I'm trying to teach myself some mad nes rom hacking skillz..   Grin  I understand how to edit chr graphics (with software or a hex editor).  Therefore, I understand how to edit the tiles that make up the title screen.  I'd like to learn how to change tiles for the title screen.  I'd like to know how to find the tile's "map" (right word?) for a title screen.

It seems that most title screens are stored as "backgrounds" and not sprites.  From my reading on NES stuff, does this mean that titlescreens are made up of 2x2 sprite squares?  ie, Do I have only 4 colors for 2x2 sprite squares?  I'd like to understand how I can change the background tiles and the colors also.

I've been playing with SMB1 and thought that it would be a good practice rom. Can someone explain how I can change the title screen in SMB1?  I'd like to get the short answer, but I'd love for someone to explain how I could have figured SMB1's title screen out without someone telling me "go to byte bla bla and change these".  I actually want to learn!  Smiley 

Thanks for anyone who can help!  I did try searching through documents on this site and the forum.  If this question has been asked before, I'd appreciate if you'd point me to it!!!  Smiley
Ryusui
Guest
« Reply #1 on: July 22, 2007, 09:45:10 pm »

You'll need some hardware-specific docs to help as well as a touch of ASM knowledge and an emulator with debugging functions (FCEUXD springs to mind), but here are the quick-kill steps to success.

1. Figure out where the tilemap is located in VRAM.

2. Set a write breakpoint to the first byte of that memory location.

3. Run the game till execution breaks. The instruction the game will break on should be either LD-something or STR-something; this is a LoaD (or SToRe) instruction and will save a byte stored in a register to memory (in this case, it should be the VRAM address). Look above it for another LD instruction: with a little intuition, you should be able to figure out which instruction loads the byte from the ROM that is written to VRAM.

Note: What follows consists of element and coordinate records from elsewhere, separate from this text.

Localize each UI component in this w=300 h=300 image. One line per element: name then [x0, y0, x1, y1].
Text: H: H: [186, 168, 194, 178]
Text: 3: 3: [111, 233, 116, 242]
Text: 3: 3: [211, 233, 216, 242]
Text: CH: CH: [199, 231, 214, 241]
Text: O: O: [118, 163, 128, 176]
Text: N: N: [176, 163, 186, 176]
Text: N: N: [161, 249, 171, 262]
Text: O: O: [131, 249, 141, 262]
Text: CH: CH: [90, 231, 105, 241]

4. Set an execution breakpoint to the load instruction. Next time the game breaks, you will have in your hands the address of the second byte of the game's tilemap. With a bit of conversion, you will know where to look for the tilemap in the ROM.

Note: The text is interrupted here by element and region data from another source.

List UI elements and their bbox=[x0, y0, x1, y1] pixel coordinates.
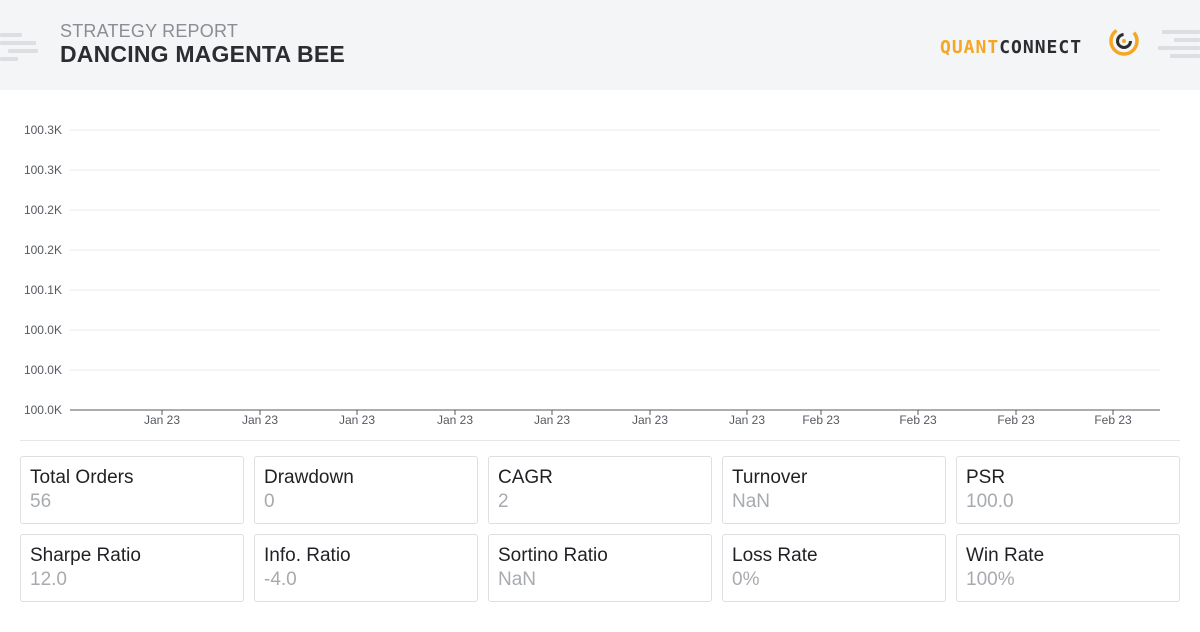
stat-label: CAGR bbox=[498, 467, 553, 488]
x-tick-label: Jan 23 bbox=[729, 413, 765, 427]
x-tick-label: Feb 23 bbox=[1094, 413, 1132, 427]
stat-card-drawdown: Drawdown 0 bbox=[254, 456, 478, 524]
stat-label: Turnover bbox=[732, 467, 808, 488]
stat-label: Drawdown bbox=[264, 467, 354, 488]
stat-value: 100.0 bbox=[966, 491, 1014, 512]
logo-text-quant: QUANT bbox=[940, 37, 1000, 58]
logo-text: QUANTCONNECT bbox=[940, 37, 1082, 58]
report-title: DANCING MAGENTA BEE bbox=[60, 41, 345, 67]
stat-value: NaN bbox=[498, 569, 537, 590]
x-tick-label: Jan 23 bbox=[534, 413, 570, 427]
stat-card-cagr: CAGR 2 bbox=[488, 456, 712, 524]
header-decoration bbox=[8, 49, 38, 53]
x-tick-label: Jan 23 bbox=[242, 413, 278, 427]
x-tick-label: Jan 23 bbox=[144, 413, 180, 427]
stat-label: Sharpe Ratio bbox=[30, 545, 141, 566]
stat-value: -4.0 bbox=[264, 569, 297, 590]
stat-card-psr: PSR 100.0 bbox=[956, 456, 1180, 524]
stat-value: NaN bbox=[732, 491, 771, 512]
y-tick-label: 100.2K bbox=[24, 203, 62, 217]
stat-card-sharpe-ratio: Sharpe Ratio 12.0 bbox=[20, 534, 244, 602]
header-decoration bbox=[0, 57, 18, 61]
y-tick-label: 100.3K bbox=[24, 163, 62, 177]
x-tick-label: Feb 23 bbox=[802, 413, 840, 427]
x-tick-label: Feb 23 bbox=[899, 413, 937, 427]
logo-text-connect: CONNECT bbox=[999, 37, 1083, 58]
stat-value: 56 bbox=[30, 491, 52, 512]
header-decoration bbox=[1162, 30, 1200, 34]
stat-card-sortino-ratio: Sortino Ratio NaN bbox=[488, 534, 712, 602]
stat-label: PSR bbox=[966, 467, 1006, 488]
header-decoration bbox=[1174, 38, 1200, 42]
x-tick-label: Jan 23 bbox=[339, 413, 375, 427]
stat-value: 12.0 bbox=[30, 569, 67, 590]
stat-card-turnover: Turnover NaN bbox=[722, 456, 946, 524]
header-decoration bbox=[1170, 54, 1200, 58]
x-tick-label: Feb 23 bbox=[997, 413, 1035, 427]
y-tick-label: 100.2K bbox=[24, 243, 62, 257]
y-tick-label: 100.0K bbox=[24, 363, 62, 377]
stat-label: Total Orders bbox=[30, 467, 134, 488]
header-decoration bbox=[0, 41, 36, 45]
stat-value: 100% bbox=[966, 569, 1015, 590]
header-decoration bbox=[1158, 46, 1200, 50]
stat-label: Win Rate bbox=[966, 545, 1045, 566]
stat-value: 2 bbox=[498, 491, 509, 512]
y-tick-label: 100.0K bbox=[24, 323, 62, 337]
stat-card-win-rate: Win Rate 100% bbox=[956, 534, 1180, 602]
report-label: STRATEGY REPORT bbox=[60, 21, 239, 41]
stat-label: Sortino Ratio bbox=[498, 545, 608, 566]
stat-card-total-orders: Total Orders 56 bbox=[20, 456, 244, 524]
stat-value: 0% bbox=[732, 569, 760, 590]
stat-value: 0 bbox=[264, 491, 275, 512]
x-tick-label: Jan 23 bbox=[437, 413, 473, 427]
logo-mark-icon bbox=[1109, 26, 1139, 56]
stat-card-info-ratio: Info. Ratio -4.0 bbox=[254, 534, 478, 602]
stat-card-loss-rate: Loss Rate 0% bbox=[722, 534, 946, 602]
y-tick-label: 100.0K bbox=[24, 403, 62, 417]
section-divider bbox=[20, 440, 1180, 441]
header-decoration bbox=[0, 33, 22, 37]
equity-chart: 100.3K 100.3K 100.2K 100.2K 100.1K 100.0K 100.… bbox=[24, 123, 1160, 427]
y-tick-label: 100.3K bbox=[24, 123, 62, 137]
report-header: STRATEGY REPORT DANCING MAGENTA BEE QUAN… bbox=[0, 0, 1200, 90]
stat-label: Loss Rate bbox=[732, 545, 818, 566]
y-tick-label: 100.1K bbox=[24, 283, 62, 297]
stat-label: Info. Ratio bbox=[264, 545, 351, 566]
x-tick-label: Jan 23 bbox=[632, 413, 668, 427]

The tilemap data should consist of two parts: the tile data and the palette data (though on B/W games like those for the original Game Boy, there will only be tile data). How they are mixed together (if at all) will depend entirely on the platform and the title, but you should be able to figure it out easily enough. Once you can identify the palette information, you can proceed in one of two ways.

1. The Easy Way: Change the palette of the tiles to the existing palette you wish to use. The upside of this is, of course, that as long as you can somehow view the palettes used by the game, you will be able to change the color scheme of the tiles to anything you wish to use. The downside is that if the colors you wish to use are not included in any of the game's palettes, you're out of luck unless you do things...

2. The Hard Way: Change the actual palette data. This will require a bit more ASM skulduggery, but if you can find where the actual palette colors are stored in VRAM, you can work back from that using the above method for locating the tilemap to figure out where the palette data is stored in the ROM. After that...you can change any of the game's colors. Make all the Goombas bright green, turn Buzzy Beetles fuchsia, give Lakitu his very own Kinto'un (i.e. change his cloud to gold), move the Mushroom Kingdom to Gallifrey or Vulcan with a vivid orange sky...the possibilities are only as limited as your imagination. Then we have the downside: unintentional color changes. There's only so much space for palettes in memory, and some objects may use the same colors as other objects: if your plans for palette mastery begin and end with the game's title screen, you may inadvertently wind up changing much more than you bargained for.

I hope this helps. These techniques should serve you well with any game on almost any platform.